The Montana Office of Public Instruction (OPI) has contracted with ed-tech company ImpactEd for new professional development software in hopes of raising K-8 math and reading scores across the state.
A group of teachers will begin piloting ImpactEd’s PD2 (Personalized, Differentiated, Professional Development) technology on April 15, with a statewide rollout planned for this fall, according to a press release issued Thursday. PD2 allows teachers to personalize their professional development plans based on the specific needs of their classes or students.
State Superintendent Elsie Arntzen said only 37 percent of the state’s elementary and middle school students are proficient in math and only 46 percent are proficient in reading.
“My office has focused on the fundamentals by revising our state content standards, creating the Math Innovation Zone and rethinking student assessment through the Montana Alternative Student Testing (MAST) program,” she said in a press release. “Partnering with ImpactEd is another opportunity for our teachers and schools to promote student success.”
MAST, announced in 2021, was a series of interim assessments in select school districts administered as an alternative to federal testing, according to the state government’s website.
In an email sent Government technologyArntzen noted that 11 schools in five districts are piloting PD2 for the rest of this school year. A cost of $190,000 to provide the tool to all schools by the end of the 2025-2026 academic year. will be covered by the state, so local budgets will not be affected.
The press release states that ImpactEd’s software has been found to improve student proficiency scores by up to 20 percent.
This isn’t Montana OPI’s first partnership with an ed-tech company to address elementary and middle school math and reading problems in recent months. In October, the state partnered with Discovery Education to provide DreamBox Math and DreamBox Reading Plus digital tools to 30,000 students in grades three through eight in 53 school districts.
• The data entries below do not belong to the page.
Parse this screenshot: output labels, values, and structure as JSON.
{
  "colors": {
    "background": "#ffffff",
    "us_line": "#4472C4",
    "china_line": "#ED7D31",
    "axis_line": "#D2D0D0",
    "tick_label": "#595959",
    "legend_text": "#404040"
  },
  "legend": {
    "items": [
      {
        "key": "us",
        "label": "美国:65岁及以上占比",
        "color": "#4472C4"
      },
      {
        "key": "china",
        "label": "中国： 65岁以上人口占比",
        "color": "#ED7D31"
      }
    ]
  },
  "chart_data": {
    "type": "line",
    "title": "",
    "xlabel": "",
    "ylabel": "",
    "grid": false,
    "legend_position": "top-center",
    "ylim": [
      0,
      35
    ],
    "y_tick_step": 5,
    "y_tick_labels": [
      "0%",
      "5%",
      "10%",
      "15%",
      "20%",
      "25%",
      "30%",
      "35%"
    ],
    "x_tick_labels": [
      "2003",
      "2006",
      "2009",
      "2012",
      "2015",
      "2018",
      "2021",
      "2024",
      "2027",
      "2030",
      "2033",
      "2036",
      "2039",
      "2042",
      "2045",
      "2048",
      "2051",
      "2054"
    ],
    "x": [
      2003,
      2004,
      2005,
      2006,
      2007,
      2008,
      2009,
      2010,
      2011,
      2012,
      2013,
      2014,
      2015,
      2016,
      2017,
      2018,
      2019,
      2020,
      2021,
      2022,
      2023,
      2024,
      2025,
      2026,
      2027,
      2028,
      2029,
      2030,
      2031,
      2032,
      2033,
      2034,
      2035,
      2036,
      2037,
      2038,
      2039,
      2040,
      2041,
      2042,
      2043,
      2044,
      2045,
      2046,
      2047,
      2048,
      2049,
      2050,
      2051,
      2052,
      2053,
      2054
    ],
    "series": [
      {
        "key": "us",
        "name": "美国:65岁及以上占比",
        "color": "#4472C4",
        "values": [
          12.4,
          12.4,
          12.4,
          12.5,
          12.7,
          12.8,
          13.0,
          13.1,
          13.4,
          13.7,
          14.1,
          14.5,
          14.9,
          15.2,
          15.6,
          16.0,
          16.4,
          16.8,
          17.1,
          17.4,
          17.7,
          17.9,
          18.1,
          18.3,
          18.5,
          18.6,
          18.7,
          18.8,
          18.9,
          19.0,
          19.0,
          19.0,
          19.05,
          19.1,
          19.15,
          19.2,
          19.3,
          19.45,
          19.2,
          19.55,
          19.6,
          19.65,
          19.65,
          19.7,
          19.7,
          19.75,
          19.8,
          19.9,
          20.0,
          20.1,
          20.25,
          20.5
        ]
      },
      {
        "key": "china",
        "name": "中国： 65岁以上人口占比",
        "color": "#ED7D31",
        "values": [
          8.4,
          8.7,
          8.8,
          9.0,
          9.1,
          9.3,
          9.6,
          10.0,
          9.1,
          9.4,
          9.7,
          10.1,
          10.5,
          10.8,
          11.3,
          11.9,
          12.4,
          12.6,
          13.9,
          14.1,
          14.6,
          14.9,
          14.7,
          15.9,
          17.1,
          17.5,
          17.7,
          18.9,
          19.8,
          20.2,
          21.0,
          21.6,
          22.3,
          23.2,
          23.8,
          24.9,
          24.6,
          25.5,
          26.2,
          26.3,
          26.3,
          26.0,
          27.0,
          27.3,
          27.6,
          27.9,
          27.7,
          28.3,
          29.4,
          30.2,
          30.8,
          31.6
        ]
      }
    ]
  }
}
The federally mandated state report card for Montana’s public school system indicated a 2 percent increase in math proficiency, from 35 percent to 37 percent, between 2022 and 2023, while the reading proficiency rate remained unchanged at 46 percent and science increased from 36 to 37 percent during the same time period, according to an April 4 press release. These data reflect average scores based on 401 school districts.
Montana’s report also indicated a slight increase in per-pupil spending during that one-year period, from $13,209 to $13,346, while the on-time high school graduation rate decreased by one percentage point to 85 percent. The career and college readiness rate remained the same at 62 percent, according to a press release.